HP preparing for restructure
Peter Schumacher, CEO at management consultancy Value Leadership Group, said the split at HP is probably just the beginning of years of restructuring.
“This announcement is just going to open the door. Once it is split, it will more manageable sizes and will be able to restructure them, including the services arm,” he said.
Read more about HP
Schumacher said the momentum is with other IT services suppliers, particularly those in India, and HP services needs to restructure if it is to compete. “Up to now, since the take-over of EDS, HP has just cut costs by reducing the headcount,” he said.
He added that the IT services business – the former EDS arm – could eventually be spun out or parts of it could be sold.
HP needs to become more flexible and agile
Schumacher believes the timing of the split could be unfortunate. As it will probably trigger years of restructuring, he said, the IT services arm might miss out on the increased IT spending planned by large businesses over the next couple of years.
“A lot of European organisations have moved from just spending on IT to keep the lights on to spending on IT to change the business through technologies such as cloud, social analytics and mobile technologies. All the HP restructuring will come at a time when many of the big companies are spending money,” he said.
Schumacher’s claim that HP is being left behind is backed up by Forrester analyst Peter Burris. “We don’t routinely see HP show up on the shortlist for crucial application and transformation services deals. We also often hear from clients that existing HP service agreements don’t do enough to help CIOs deliver more modern, agile services to business," he said.
"Now’s the time to engage with HP to help shape its enterprise services vision. Tell HP to get creative on terms and pricing. The company is experimenting with different relationship forms. Now may be the time to press for the one you want," said Burris.
“HP should press for a more modern, agile enterprise services strategy,” he added.
Transformation takes time
Former EDS senior executive Jean-Louis Bravard, currently a consultant to IT services firms, agreed that HP services needs to be a lot more nimble and flexible than it is today – and the split of HP could be a good first step to do this.
“Some companies just get too big and impossible to manage with lots of conflicts of interest,” he said.
Now’s the time to engage with HP to help shape its enterprise services vision.
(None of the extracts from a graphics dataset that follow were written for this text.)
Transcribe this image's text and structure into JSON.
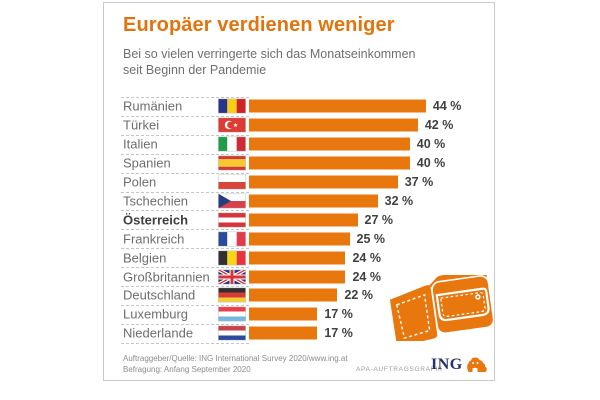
{
  "chart_data": {
    "type": "bar",
    "orientation": "horizontal",
    "title": "Europäer verdienen weniger",
    "subtitle": "Bei so vielen verringerte sich das Monatseinkommen seit Beginn der Pandemie",
    "subtitle_lines": [
      "Bei so vielen verringerte sich das Monatseinkommen",
      "seit Beginn der Pandemie"
    ],
    "unit": "%",
    "xlim": [
      0,
      47
    ],
    "grid": false,
    "legend": false,
    "bar_color": "#e8770e",
    "highlight_category": "Österreich",
    "categories": [
      "Rumänien",
      "Türkei",
      "Italien",
      "Spanien",
      "Polen",
      "Tschechien",
      "Österreich",
      "Frankreich",
      "Belgien",
      "Großbritannien",
      "Deutschland",
      "Luxemburg",
      "Niederlande"
    ],
    "values": [
      44,
      42,
      40,
      40,
      37,
      32,
      27,
      25,
      24,
      24,
      22,
      17,
      17
    ],
    "value_labels": [
      "44 %",
      "42 %",
      "40 %",
      "40 %",
      "37 %",
      "32 %",
      "27 %",
      "25 %",
      "24 %",
      "24 %",
      "22 %",
      "17 %",
      "17 %"
    ],
    "flags": [
      "romania",
      "turkey",
      "italy",
      "spain",
      "poland",
      "czechia",
      "austria",
      "france",
      "belgium",
      "uk",
      "germany",
      "luxembourg",
      "netherlands"
    ]
  },
  "footer": {
    "source_line1": "Auftraggeber/Quelle: ING International Survey 2020/www.ing.at",
    "source_line2": "Befragung: Anfang September 2020",
    "apa_label": "APA-AUFTRAGSGRAFIK",
    "brand": "ING"
  },
  "colors": {
    "accent_orange": "#e8770e",
    "title_orange": "#e2740e",
    "label_gray": "#6e6e70",
    "value_dark": "#414141",
    "brand_navy": "#28316b",
    "separator_gray": "#c6c6c6"
  }
}
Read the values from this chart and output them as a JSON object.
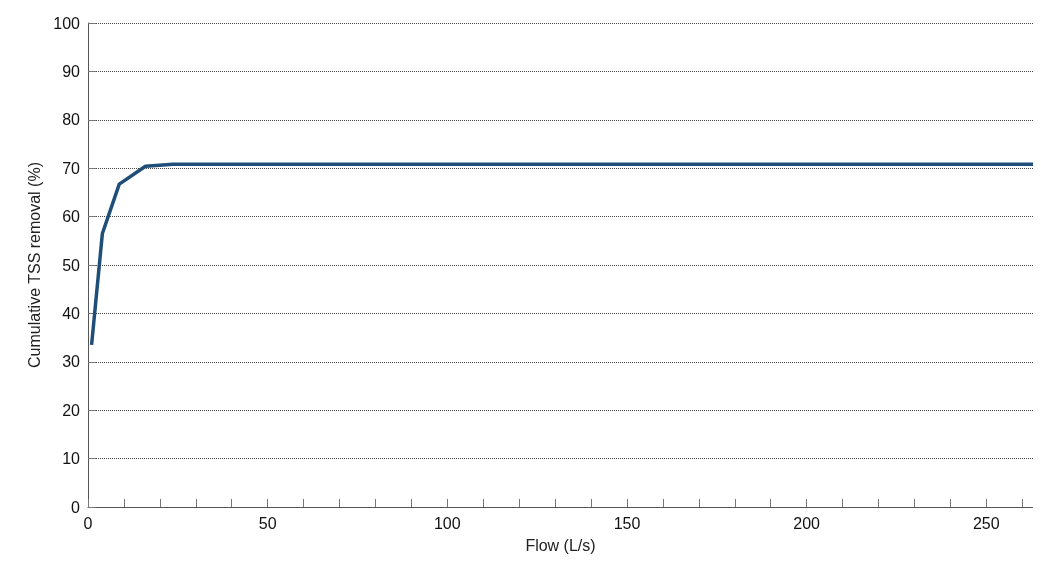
{
  "chart_data": {
    "type": "line",
    "xlabel": "Flow (L/s)",
    "ylabel": "Cumulative TSS removal (%)",
    "x": [
      1,
      4,
      8.7,
      16,
      23.7,
      263
    ],
    "series": [
      {
        "color": "#1f4e79",
        "values": [
          33.5,
          56.5,
          66.7,
          70.4,
          70.8,
          70.8
        ]
      }
    ],
    "xlim": [
      0,
      263
    ],
    "xticks": [
      0,
      {
        "value": 10,
        "label": null
      },
      {
        "value": 20,
        "label": null
      },
      {
        "value": 30,
        "label": null
      },
      {
        "value": 40,
        "label": null
      },
      50,
      {
        "value": 60,
        "label": null
      },
      {
        "value": 70,
        "label": null
      },
      {
        "value": 80,
        "label": null
      },
      {
        "value": 90,
        "label": null
      },
      100,
      {
        "value": 110,
        "label": null
      },
      {
        "value": 120,
        "label": null
      },
      {
        "value": 130,
        "label": null
      },
      {
        "value": 140,
        "label": null
      },
      150,
      {
        "value": 160,
        "label": null
      },
      {
        "value": 170,
        "label": null
      },
      {
        "value": 180,
        "label": null
      },
      {
        "value": 190,
        "label": null
      },
      200,
      {
        "value": 210,
        "label": null
      },
      {
        "value": 220,
        "label": null
      },
      {
        "value": 230,
        "label": null
      },
      {
        "value": 240,
        "label": null
      },
      250,
      {
        "value": 260,
        "label": null
      }
    ],
    "ylim": [
      0,
      100
    ],
    "yticks": [
      0,
      10,
      20,
      30,
      40,
      50,
      60,
      70,
      80,
      90,
      100
    ],
    "grid": "y",
    "line_style": "solid",
    "marker": "none"
  }
}
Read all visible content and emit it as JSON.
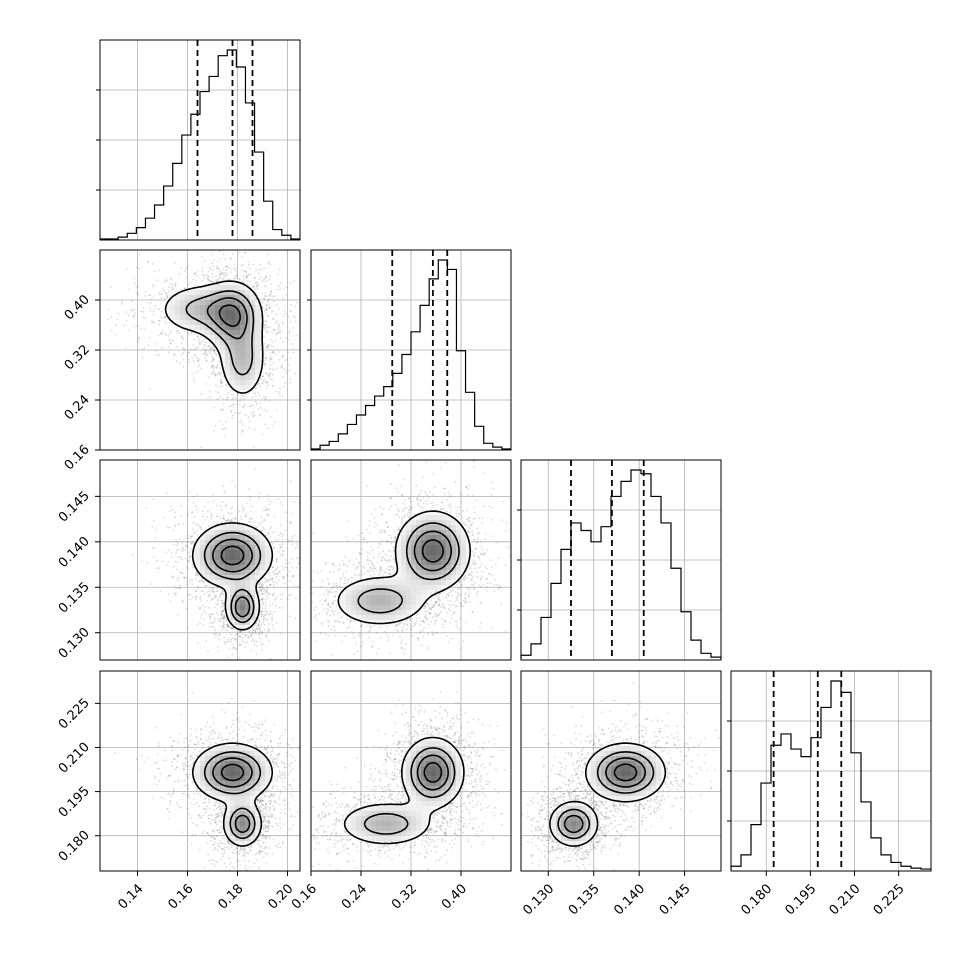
{
  "chart_data": {
    "type": "corner",
    "parameters": [
      {
        "range": [
          0.125,
          0.205
        ],
        "ticks": [
          0.14,
          0.16,
          0.18,
          0.2
        ],
        "tick_labels": [
          "0.14",
          "0.16",
          "0.18",
          "0.20"
        ],
        "quantiles": [
          0.164,
          0.178,
          0.186
        ]
      },
      {
        "range": [
          0.16,
          0.48
        ],
        "ticks": [
          0.16,
          0.24,
          0.32,
          0.4
        ],
        "tick_labels": [
          "0.16",
          "0.24",
          "0.32",
          "0.40"
        ],
        "quantiles": [
          0.29,
          0.355,
          0.378
        ]
      },
      {
        "range": [
          0.127,
          0.149
        ],
        "ticks": [
          0.13,
          0.135,
          0.14,
          0.145
        ],
        "tick_labels": [
          "0.130",
          "0.135",
          "0.140",
          "0.145"
        ],
        "quantiles": [
          0.1325,
          0.137,
          0.1405
        ]
      },
      {
        "range": [
          0.168,
          0.236
        ],
        "ticks": [
          0.18,
          0.195,
          0.21,
          0.225
        ],
        "tick_labels": [
          "0.180",
          "0.195",
          "0.210",
          "0.225"
        ],
        "quantiles": [
          0.1825,
          0.1975,
          0.2055
        ]
      }
    ],
    "histograms": [
      {
        "param": 0,
        "heights": [
          0,
          0,
          0.01,
          0.03,
          0.06,
          0.11,
          0.18,
          0.28,
          0.4,
          0.55,
          0.66,
          0.78,
          0.86,
          0.97,
          1.0,
          0.91,
          0.72,
          0.46,
          0.2,
          0.05,
          0.02,
          0
        ]
      },
      {
        "param": 1,
        "heights": [
          0,
          0.02,
          0.04,
          0.08,
          0.13,
          0.18,
          0.23,
          0.28,
          0.33,
          0.4,
          0.5,
          0.62,
          0.76,
          0.9,
          1.0,
          0.95,
          0.52,
          0.3,
          0.12,
          0.03,
          0.01,
          0
        ]
      },
      {
        "param": 2,
        "heights": [
          0.02,
          0.08,
          0.22,
          0.4,
          0.58,
          0.72,
          0.68,
          0.62,
          0.7,
          0.86,
          0.94,
          1.0,
          0.98,
          0.86,
          0.72,
          0.48,
          0.25,
          0.1,
          0.03,
          0.01
        ]
      },
      {
        "param": 3,
        "heights": [
          0.02,
          0.08,
          0.24,
          0.46,
          0.66,
          0.72,
          0.64,
          0.6,
          0.7,
          0.86,
          1.0,
          0.94,
          0.62,
          0.36,
          0.17,
          0.08,
          0.04,
          0.02,
          0.01,
          0.005
        ]
      }
    ],
    "pairs": [
      {
        "x": 0,
        "y": 1,
        "modes": [
          {
            "x": 0.178,
            "y": 0.375,
            "w": 1.0,
            "sx": 0.006,
            "sy": 0.028
          },
          {
            "x": 0.182,
            "y": 0.305,
            "w": 0.6,
            "sx": 0.005,
            "sy": 0.034
          },
          {
            "x": 0.165,
            "y": 0.385,
            "w": 0.55,
            "sx": 0.009,
            "sy": 0.022
          }
        ]
      },
      {
        "x": 0,
        "y": 2,
        "modes": [
          {
            "x": 0.178,
            "y": 0.1385,
            "w": 1.0,
            "sx": 0.008,
            "sy": 0.0018
          },
          {
            "x": 0.182,
            "y": 0.1328,
            "w": 0.85,
            "sx": 0.0035,
            "sy": 0.0013
          }
        ]
      },
      {
        "x": 1,
        "y": 2,
        "modes": [
          {
            "x": 0.355,
            "y": 0.139,
            "w": 1.0,
            "sx": 0.03,
            "sy": 0.0022
          },
          {
            "x": 0.27,
            "y": 0.1335,
            "w": 0.55,
            "sx": 0.04,
            "sy": 0.0015
          }
        ]
      },
      {
        "x": 0,
        "y": 3,
        "modes": [
          {
            "x": 0.178,
            "y": 0.2015,
            "w": 1.0,
            "sx": 0.008,
            "sy": 0.005
          },
          {
            "x": 0.182,
            "y": 0.184,
            "w": 0.8,
            "sx": 0.004,
            "sy": 0.004
          }
        ]
      },
      {
        "x": 1,
        "y": 3,
        "modes": [
          {
            "x": 0.355,
            "y": 0.2015,
            "w": 1.0,
            "sx": 0.025,
            "sy": 0.006
          },
          {
            "x": 0.28,
            "y": 0.184,
            "w": 0.55,
            "sx": 0.04,
            "sy": 0.004
          }
        ]
      },
      {
        "x": 2,
        "y": 3,
        "modes": [
          {
            "x": 0.1385,
            "y": 0.2015,
            "w": 1.0,
            "sx": 0.0022,
            "sy": 0.005
          },
          {
            "x": 0.1328,
            "y": 0.184,
            "w": 0.8,
            "sx": 0.0014,
            "sy": 0.004
          }
        ]
      }
    ],
    "grid": true,
    "legend": "none",
    "colors": {
      "line": "#000000",
      "grid": "#b0b0b0",
      "shade": "#808080"
    }
  }
}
Tell HP to get creative on terms and pricing
Jean-Louis Bravard, IT consultant
Bravard suggested that once HP splits it will be more manageable and can focus on certain businesses such as services. But he warned of major challenges ahead.
“My biggest worry is that a lot of talent has left the enterprise side at HP,” he said. “A lot of business knowledge has gone and, at the same time, the expertise of clients has gone up,” he said, adding that more people are likely to leave as part of the break-up of the business.
Bravard said the market has changed and HP might struggle to catch up on more nimble competitors that have already adjusted how they work. “The opportunity today is not so much transformation when a client trusts a supplier to run the show. CIOs know what they want, they want it quickly and at a low cost.
He said the focus was good but, like Schumacher, he believes HP services could miss out on current opportunities due to a long transformation process: “This will only happen next year and then there will be more restructuring.”
He added that this slow process might mean HP’s services division misses out on opportunities in digital transformation.
“We are just at the beginning of the digital revolution. A lot of the large companies have not yet realised that this is being driven by consumers, so there is much more to come” said Bravard. “This long restructuring period is good for competitors such as the Indian suppliers or companies like Capgemini and Atos in Europe.”